Thursday, January 5, 2012

Everything is temporary, unless we're dying. Then that's pretty permanent.

We got home from Florida late last night/morning. We didn't feel particularly great, but Oliver did well on the plane and our flights left on schedule. I considered it a success, despite how tired we all were.

As soon as we got home, Jared went to change Oliver and discovered a horrific diarrhea poop explosion that had spread down his legs and up his stomach. Jared shouted for me to go find more wipes, but I couldn't get the suitcase out of the trunk and/or locate them fast enough. When I returned, Oliver had gotten more poop on his hands and arms and was screaming hysterically.

Knowing a loss when we saw one, we ran the bath and tried to rinse Oliver off as he screamed some more.

The smell was horrific. It left me gagging even through a freshly-laundered beach towel.
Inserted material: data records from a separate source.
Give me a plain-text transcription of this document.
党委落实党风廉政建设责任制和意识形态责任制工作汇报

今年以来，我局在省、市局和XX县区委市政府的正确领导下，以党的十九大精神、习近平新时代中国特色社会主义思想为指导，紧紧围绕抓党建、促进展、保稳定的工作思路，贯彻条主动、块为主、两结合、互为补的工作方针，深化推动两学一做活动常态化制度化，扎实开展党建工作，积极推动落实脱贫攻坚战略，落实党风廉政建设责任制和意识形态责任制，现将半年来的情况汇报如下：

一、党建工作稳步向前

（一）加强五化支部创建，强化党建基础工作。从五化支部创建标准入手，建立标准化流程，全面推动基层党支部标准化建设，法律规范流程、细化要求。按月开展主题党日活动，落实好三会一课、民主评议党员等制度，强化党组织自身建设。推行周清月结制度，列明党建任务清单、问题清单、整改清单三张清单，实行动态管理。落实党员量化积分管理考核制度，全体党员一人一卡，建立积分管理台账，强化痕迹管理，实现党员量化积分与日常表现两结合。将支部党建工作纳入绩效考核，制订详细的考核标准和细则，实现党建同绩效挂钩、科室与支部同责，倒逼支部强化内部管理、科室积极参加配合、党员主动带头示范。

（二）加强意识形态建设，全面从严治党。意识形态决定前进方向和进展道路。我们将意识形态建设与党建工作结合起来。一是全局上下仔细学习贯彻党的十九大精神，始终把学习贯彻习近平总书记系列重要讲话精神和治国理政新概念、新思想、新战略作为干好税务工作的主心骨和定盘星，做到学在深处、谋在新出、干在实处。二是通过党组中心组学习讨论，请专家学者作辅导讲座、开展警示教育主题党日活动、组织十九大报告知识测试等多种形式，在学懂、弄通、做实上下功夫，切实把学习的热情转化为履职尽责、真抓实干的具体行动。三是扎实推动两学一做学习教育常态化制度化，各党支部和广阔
After we got him clean (enough) we put his jammies on and put him in bed.  At 3:30 AM. I went to turn off his light and noticed a brand new package of wipes right underneath his changing table, where they always are.

Jared was mad at me because I took so long finding wipes. I was mad at Jared because he didn't look and find the wipes where the back-ups usually sit. It wasn't a great first night back, but we made up quickly after seeing our stupidity and fell into bed exhausted.

This morning Jared woke up and thew up. He called in to work and went back to bed. I felt way better than he looked, so I went to the grocery store to pick up some soup and crackers for him. I didn't make it far before I ended up joining the pukers' club in the grocery store bathroom stall.

All day long Jared and I laid in bed, occasionally poking each other to make sure we were all still alive. Poor Oliver literally fended for himself today. I threw an odd bag of cereal or some granola bars at him throughout the day, but besides that he was on his own. I don't know how many Pop Tarts he pulled out of the pantry and ate by himself, and I didn't care. He turned on the TV for himself, played trains, took out all of his new Christmas toys and for the most part didn't complain.  That is about the only part of the day that went right.

My goal for this New Years was to remember that everything is temporary. And now all I have to say about that is that this better be a very short temporary or else I'll die of acid reflux and dehydration.